« C. – Eh bien moi, reprit Cousteau, j’ai fait à mes débuts, toutes les sales besognes du métier. ça n’est pas drôle, mais c’est instructif. Lorsqu’on a mené, parallèlement aux flics, un certain nombre d’enquêtes, on est fixé sur la valeur des témoignages humains… Tu débarques dans un bled de banlieue où un citoyen vient d’être assassiné. Le cadavre est encore chaud, mais personne, déjà, n’est plus d’accord sur les circonstances du meurtre. On t’explique simultanément que l’assassin est un grand rouquin en casquette, un petit brun à chapeau melon, un bossu au regard torve, et que le coup de feu a été tiré à dix heures du soir, à minuit et à trois heures du matin… Tu te rends compte des enjolivements que ces gens là apporteraient à leurs récits s’il fallait conter non point ce qui s’est passé le jour même, mais un drame vieux d’une quarantaine d’années au moins. Or qu’est-ce que les Évangiles ? Des récits rédigés avec un décalage d’une quarantaine d’années par des personnages obscurs dont le souci de propagande est évident. Et tout l’édifice de la Chrétienté repose sur ces témoignages là. C’est extravagant.
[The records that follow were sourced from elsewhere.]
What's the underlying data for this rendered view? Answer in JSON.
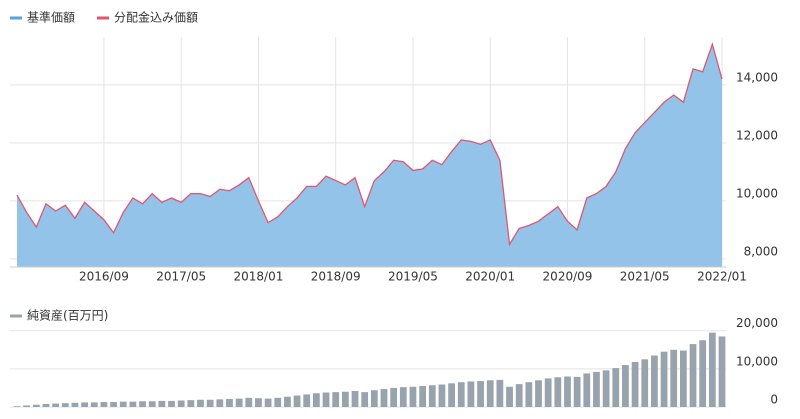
{
  "chart_data": [
    {
      "type": "area",
      "categories": [
        null,
        null,
        null,
        null,
        null,
        null,
        null,
        null,
        null,
        "2016/09",
        null,
        null,
        null,
        null,
        null,
        null,
        null,
        "2017/05",
        null,
        null,
        null,
        null,
        null,
        null,
        null,
        "2018/01",
        null,
        null,
        null,
        null,
        null,
        null,
        null,
        "2018/09",
        null,
        null,
        null,
        null,
        null,
        null,
        null,
        "2019/05",
        null,
        null,
        null,
        null,
        null,
        null,
        null,
        "2020/01",
        null,
        null,
        null,
        null,
        null,
        null,
        null,
        "2020/09",
        null,
        null,
        null,
        null,
        null,
        null,
        null,
        "2021/05",
        null,
        null,
        null,
        null,
        null,
        null,
        null,
        "2022/01"
      ],
      "series": [
        {
          "name": "基準価額",
          "color": "#93c3e8",
          "filled": true,
          "values": [
            10200,
            9600,
            9100,
            9900,
            9650,
            9850,
            9400,
            9950,
            9650,
            9350,
            8900,
            9600,
            10100,
            9900,
            10250,
            9950,
            10100,
            9950,
            10250,
            10250,
            10150,
            10400,
            10350,
            10550,
            10800,
            10000,
            9250,
            9450,
            9800,
            10100,
            10500,
            10500,
            10850,
            10700,
            10550,
            10800,
            9800,
            10700,
            11000,
            11400,
            11350,
            11050,
            11100,
            11400,
            11250,
            11700,
            12100,
            12050,
            11950,
            12100,
            11400,
            8500,
            9050,
            9150,
            9300,
            9550,
            9800,
            9300,
            9000,
            10100,
            10250,
            10500,
            11000,
            11800,
            12350,
            12700,
            13050,
            13400,
            13650,
            13400,
            14550,
            14450,
            15400,
            14200
          ]
        },
        {
          "name": "分配金込み価額",
          "color": "#e0566e",
          "filled": false,
          "values": [
            10200,
            9600,
            9100,
            9900,
            9650,
            9850,
            9400,
            9950,
            9650,
            9350,
            8900,
            9600,
            10100,
            9900,
            10250,
            9950,
            10100,
            9950,
            10250,
            10250,
            10150,
            10400,
            10350,
            10550,
            10800,
            10000,
            9250,
            9450,
            9800,
            10100,
            10500,
            10500,
            10850,
            10700,
            10550,
            10800,
            9800,
            10700,
            11000,
            11400,
            11350,
            11050,
            11100,
            11400,
            11250,
            11700,
            12100,
            12050,
            11950,
            12100,
            11400,
            8500,
            9050,
            9150,
            9300,
            9550,
            9800,
            9300,
            9000,
            10100,
            10250,
            10500,
            11000,
            11800,
            12350,
            12700,
            13050,
            13400,
            13650,
            13400,
            14550,
            14450,
            15400,
            14200
          ]
        }
      ],
      "ylim": [
        7720,
        15650
      ],
      "yticks": [
        {
          "value": 8000,
          "label": "8,000"
        },
        {
          "value": 10000,
          "label": "10,000"
        },
        {
          "value": 12000,
          "label": "12,000"
        },
        {
          "value": 14000,
          "label": "14,000"
        }
      ],
      "grid": true
    },
    {
      "type": "bar",
      "series": [
        {
          "name": "純資産(百万円)",
          "color": "#98a3ae",
          "values": [
            200,
            400,
            600,
            800,
            900,
            1000,
            1100,
            1200,
            1200,
            1300,
            1300,
            1400,
            1400,
            1500,
            1500,
            1600,
            1600,
            1700,
            1800,
            1900,
            1900,
            2000,
            2100,
            2200,
            2400,
            2300,
            2200,
            2400,
            2700,
            3000,
            3300,
            3600,
            3800,
            3900,
            4000,
            4200,
            3900,
            4400,
            4700,
            5000,
            5200,
            5300,
            5500,
            5700,
            5900,
            6200,
            6500,
            6700,
            6800,
            7000,
            7100,
            5300,
            6000,
            6500,
            7000,
            7500,
            7800,
            8000,
            7900,
            8800,
            9200,
            9600,
            10200,
            11000,
            11800,
            12500,
            13500,
            14500,
            15000,
            14800,
            16500,
            17500,
            19500,
            18500
          ]
        }
      ],
      "ylim": [
        0,
        21500
      ],
      "yticks": [
        0,
        {
          "value": 10000,
          "label": "10,000"
        },
        {
          "value": 20000,
          "label": "20,000"
        }
      ],
      "grid": true
    }
  ]
}
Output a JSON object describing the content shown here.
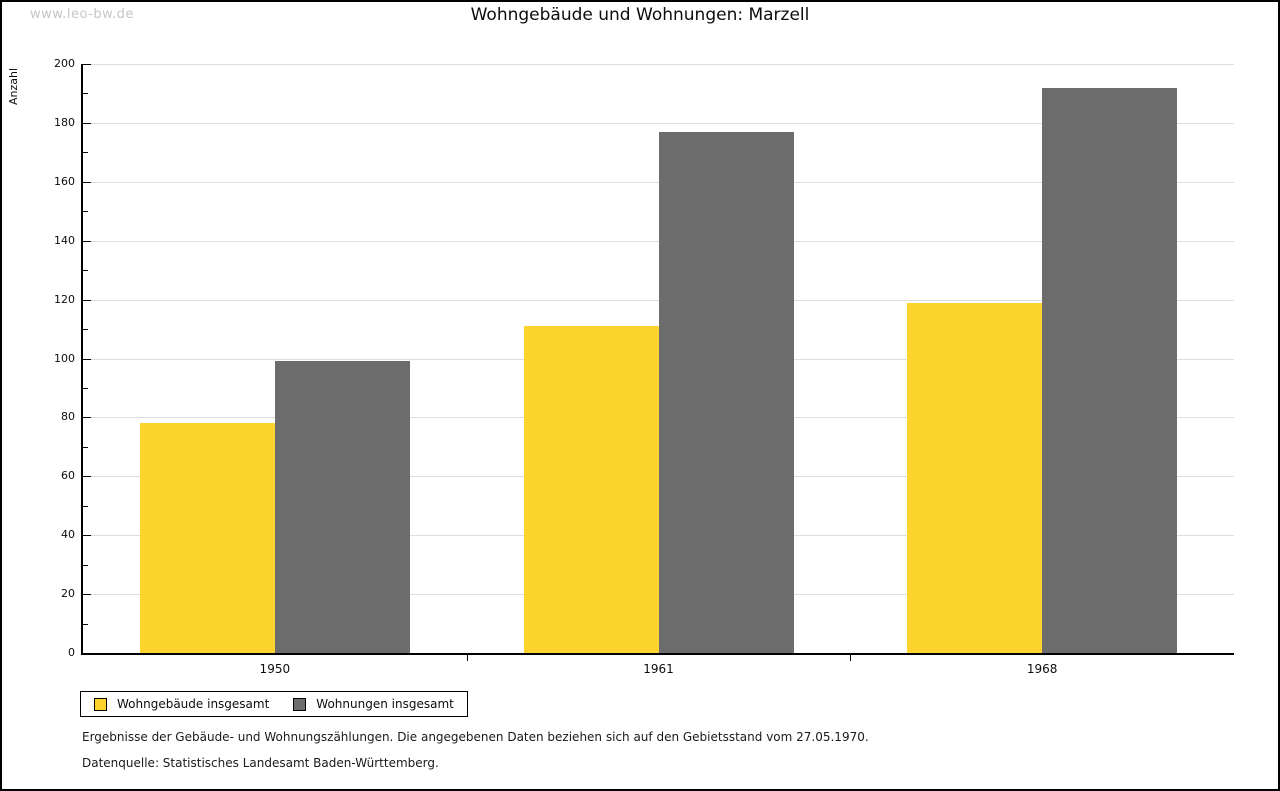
{
  "watermark": "www.leo-bw.de",
  "title": "Wohngebäude und Wohnungen: Marzell",
  "chart_data": {
    "type": "bar",
    "title": "Wohngebäude und Wohnungen: Marzell",
    "categories": [
      "1950",
      "1961",
      "1968"
    ],
    "series": [
      {
        "name": "Wohngebäude insgesamt",
        "color": "#fcd42d",
        "values": [
          78,
          111,
          119
        ]
      },
      {
        "name": "Wohnungen insgesamt",
        "color": "#6c6c6c",
        "values": [
          99,
          177,
          192
        ]
      }
    ],
    "xlabel": "",
    "ylabel": "Anzahl",
    "ylim": [
      0,
      200
    ],
    "yticks": [
      0,
      20,
      40,
      60,
      80,
      100,
      120,
      140,
      160,
      180,
      200
    ],
    "minor_tick_step": 10,
    "grid": true,
    "legend_position": "bottom-left",
    "grid_color": "#dedede"
  },
  "legend": {
    "items": [
      {
        "label": "Wohngebäude insgesamt",
        "color": "#fcd42d"
      },
      {
        "label": "Wohnungen insgesamt",
        "color": "#6c6c6c"
      }
    ]
  },
  "footer": {
    "line1": "Ergebnisse der Gebäude- und Wohnungszählungen. Die angegebenen Daten beziehen sich auf den Gebietsstand vom 27.05.1970.",
    "line2": "Datenquelle: Statistisches Landesamt Baden-Württemberg."
  }
}
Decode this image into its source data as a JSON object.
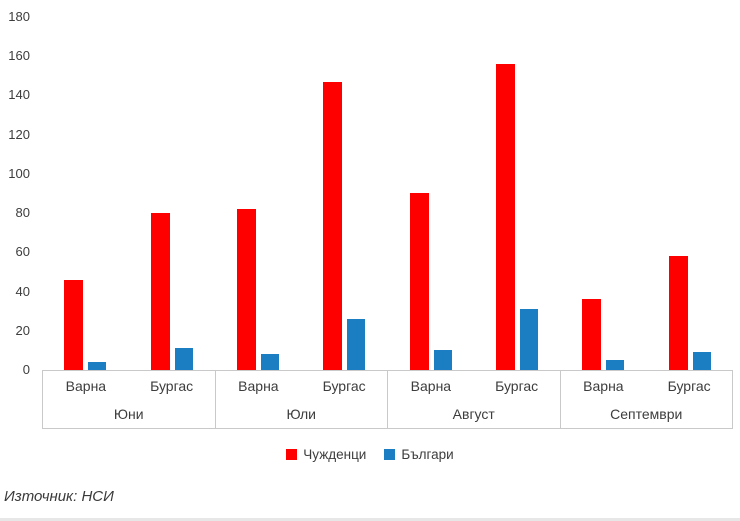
{
  "chart_data": {
    "type": "bar",
    "title": "",
    "xlabel": "",
    "ylabel": "",
    "groups": [
      "Юни",
      "Юли",
      "Август",
      "Септември"
    ],
    "subcategories": [
      "Варна",
      "Бургас"
    ],
    "series": [
      {
        "name": "Чужденци",
        "color": "#fe0000",
        "values": [
          [
            46,
            80
          ],
          [
            82,
            147
          ],
          [
            90,
            156
          ],
          [
            36,
            58
          ]
        ]
      },
      {
        "name": "Българи",
        "color": "#1b7ec2",
        "values": [
          [
            4,
            11
          ],
          [
            8,
            26
          ],
          [
            10,
            31
          ],
          [
            5,
            9
          ]
        ]
      }
    ],
    "ylim": [
      0,
      180
    ],
    "ytick_step": 20,
    "yticks": [
      0,
      20,
      40,
      60,
      80,
      100,
      120,
      140,
      160,
      180
    ],
    "grid": false,
    "legend_position": "bottom"
  },
  "source_note": "Източник: НСИ",
  "colors": {
    "axis_line": "#c9c9c9",
    "text": "#3d3d3d",
    "background": "#ffffff"
  }
}
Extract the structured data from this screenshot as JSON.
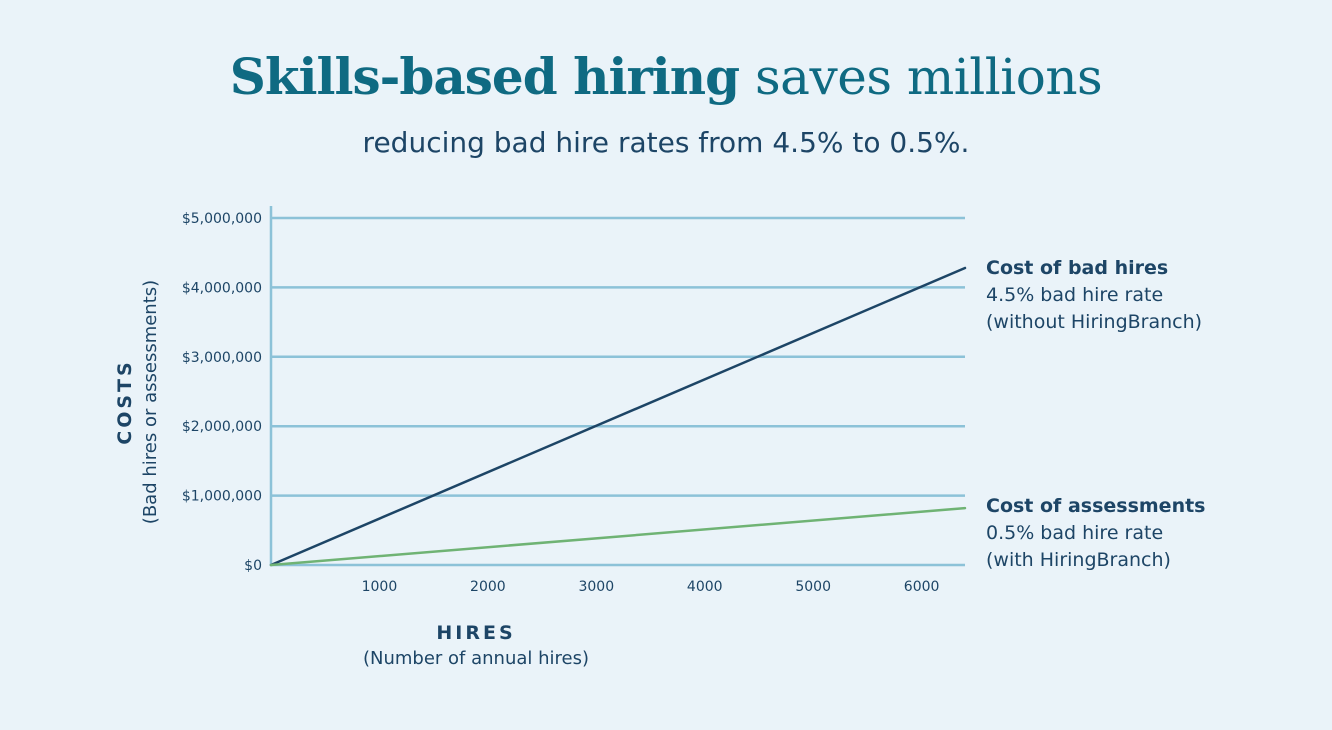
{
  "header": {
    "title_bold": "Skills-based hiring",
    "title_rest": "saves millions",
    "subtitle": "reducing bad hire rates from 4.5% to 0.5%."
  },
  "colors": {
    "background": "#eaf3f9",
    "title": "#0f6a82",
    "text": "#1d4566",
    "grid": "#8cc2d8",
    "bad_hires_line": "#1d4566",
    "assessments_line": "#6fb374"
  },
  "chart_data": {
    "type": "line",
    "title": "Skills-based hiring saves millions",
    "subtitle": "reducing bad hire rates from 4.5% to 0.5%.",
    "ylabel": "COSTS",
    "ylabel_sub": "(Bad hires or assessments)",
    "xlabel": "HIRES",
    "xlabel_sub": "(Number of annual hires)",
    "xlim": [
      0,
      6400
    ],
    "ylim": [
      0,
      5000000
    ],
    "x_ticks": [
      1000,
      2000,
      3000,
      4000,
      5000,
      6000
    ],
    "x_tick_labels": [
      "1000",
      "2000",
      "3000",
      "4000",
      "5000",
      "6000"
    ],
    "y_ticks": [
      0,
      1000000,
      2000000,
      3000000,
      4000000,
      5000000
    ],
    "y_tick_labels": [
      "$0",
      "$1,000,000",
      "$2,000,000",
      "$3,000,000",
      "$4,000,000",
      "$5,000,000"
    ],
    "grid": "horizontal",
    "series": [
      {
        "name": "Cost of bad hires",
        "desc1": "4.5% bad hire rate",
        "desc2": "(without HiringBranch)",
        "x": [
          0,
          6400
        ],
        "y": [
          0,
          4280000
        ]
      },
      {
        "name": "Cost of assessments",
        "desc1": "0.5% bad hire rate",
        "desc2": "(with HiringBranch)",
        "x": [
          0,
          6400
        ],
        "y": [
          0,
          820000
        ]
      }
    ]
  }
}
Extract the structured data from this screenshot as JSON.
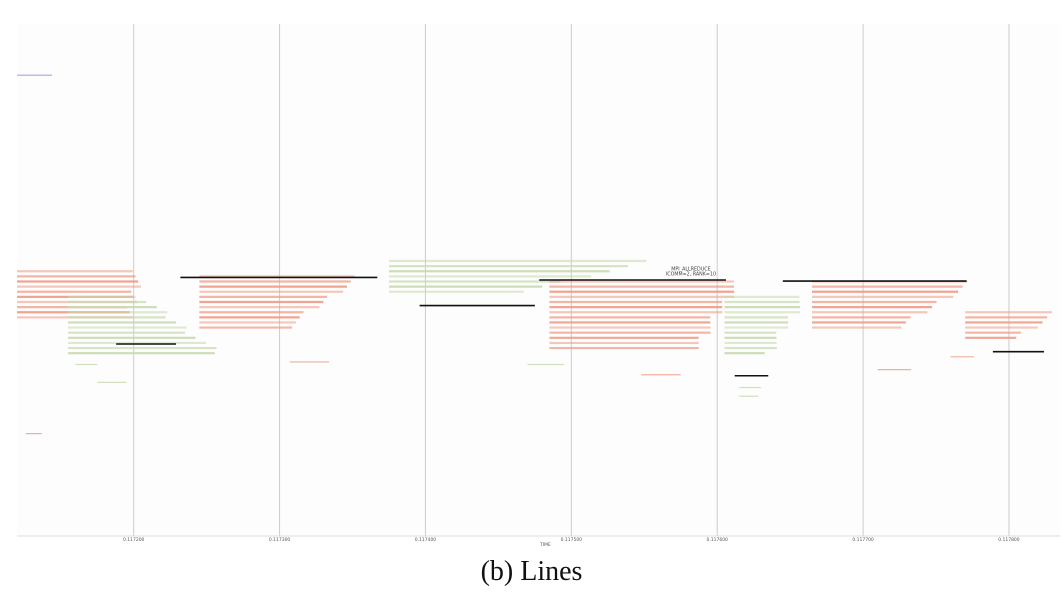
{
  "caption": {
    "label": "(b)",
    "text": "Lines"
  },
  "chart_data": {
    "type": "timeline",
    "xlabel": "TIME",
    "xlim": [
      0.11712,
      0.117835
    ],
    "x_ticks": [
      0.1172,
      0.1173,
      0.1174,
      0.1175,
      0.1176,
      0.1177,
      0.1178
    ],
    "x_tick_labels": [
      "0.117200",
      "0.117300",
      "0.117400",
      "0.117500",
      "0.117600",
      "0.117700",
      "0.117800"
    ],
    "vertical_gridlines": true,
    "y_rows": 100,
    "annotation": {
      "text_line1": "MPI_ALLREDUCE",
      "text_line2": "ICOMM=2, RANK=10",
      "x": 0.117582,
      "row": 49
    },
    "colors": {
      "red": "#ef9c86",
      "green": "#c8dab0",
      "black": "#111111",
      "blue": "#8c8cf0",
      "grid": "#cccccc"
    },
    "regions": [
      {
        "color": "red",
        "row_start": 48,
        "row_end": 58,
        "x_start": 0.11712,
        "x_end_first": 0.117203,
        "x_end_last": 0.117198
      },
      {
        "color": "green",
        "row_start": 53,
        "row_end": 65,
        "x_start": 0.117155,
        "x_end_first": 0.117205,
        "x_end_last": 0.117258
      },
      {
        "color": "red",
        "row_start": 49,
        "row_end": 60,
        "x_start": 0.117245,
        "x_end_first": 0.117355,
        "x_end_last": 0.117305
      },
      {
        "color": "green",
        "row_start": 46,
        "row_end": 53,
        "x_start": 0.117375,
        "x_end_first": 0.117555,
        "x_end_last": 0.117465
      },
      {
        "color": "red",
        "row_start": 50,
        "row_end": 64,
        "x_start": 0.117485,
        "x_end_first": 0.117615,
        "x_end_last": 0.117585
      },
      {
        "color": "green",
        "row_start": 53,
        "row_end": 65,
        "x_start": 0.117605,
        "x_end_first": 0.11766,
        "x_end_last": 0.117635
      },
      {
        "color": "red",
        "row_start": 50,
        "row_end": 60,
        "x_start": 0.117665,
        "x_end_first": 0.117775,
        "x_end_last": 0.117725
      },
      {
        "color": "red",
        "row_start": 56,
        "row_end": 62,
        "x_start": 0.11777,
        "x_end_first": 0.117833,
        "x_end_last": 0.117805
      }
    ],
    "segments": [
      {
        "color": "black",
        "x_start": 0.117188,
        "x_end": 0.117229,
        "row": 62.5
      },
      {
        "color": "black",
        "x_start": 0.117232,
        "x_end": 0.117367,
        "row": 49.5
      },
      {
        "color": "black",
        "x_start": 0.117396,
        "x_end": 0.117475,
        "row": 55.0
      },
      {
        "color": "black",
        "x_start": 0.117478,
        "x_end": 0.117606,
        "row": 50.0
      },
      {
        "color": "black",
        "x_start": 0.117612,
        "x_end": 0.117635,
        "row": 68.7
      },
      {
        "color": "black",
        "x_start": 0.117645,
        "x_end": 0.117771,
        "row": 50.2
      },
      {
        "color": "black",
        "x_start": 0.117789,
        "x_end": 0.117824,
        "row": 64.0
      },
      {
        "color": "blue",
        "x_start": 0.11712,
        "x_end": 0.117144,
        "row": 10.0
      },
      {
        "color": "red",
        "x_start": 0.117126,
        "x_end": 0.117137,
        "row": 80.0
      },
      {
        "color": "red",
        "x_start": 0.117307,
        "x_end": 0.117334,
        "row": 66.0
      },
      {
        "color": "green",
        "x_start": 0.11716,
        "x_end": 0.117175,
        "row": 66.5
      },
      {
        "color": "green",
        "x_start": 0.117175,
        "x_end": 0.117195,
        "row": 70.0
      },
      {
        "color": "green",
        "x_start": 0.11747,
        "x_end": 0.117495,
        "row": 66.5
      },
      {
        "color": "red",
        "x_start": 0.117548,
        "x_end": 0.117575,
        "row": 68.5
      },
      {
        "color": "red",
        "x_start": 0.11771,
        "x_end": 0.117733,
        "row": 67.5
      },
      {
        "color": "green",
        "x_start": 0.117615,
        "x_end": 0.11763,
        "row": 71.0
      },
      {
        "color": "green",
        "x_start": 0.117615,
        "x_end": 0.117628,
        "row": 72.7
      },
      {
        "color": "red",
        "x_start": 0.11776,
        "x_end": 0.117776,
        "row": 65.0
      }
    ]
  }
}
Rebatet sauta sur l’appât :

R. – De toutes les questions religieuses, mon vieux, c’est cette affaire des textes que je connais sans doute le moins mal. C’est encore plus extravagant que tu ne l’imagines. Suppose l’histoire d’un rabbin miraculeux de la Russie subcarpathique, mort entre 1900 et 1910, et cette histoire rédigée par des savetiers polaks de la rue des Rosiers, en franco-yiddish, d’après les récits qu’on psalmodiait dans leur patelin le soir du sabbat. Suppose que cette rédaction est traduite dans une autre langue, mettons l’anglais, par d’autres Juifs qui savent l’anglais approximativement. Suppose que ces Juifs ont sur le rabbin des idées personnelles qui les conduisent à donner un peu partout des coups de pouce, à corriger, à raturer les paroles du saint. Suppose enfin que ces textes sont copiés par des scribes particulièrement distraits : voilà le Nouveau Testament ! »

Lucien Rebatet/Pierre-Antoine Cousteau, Dialogue de « vaincus ». Berg International.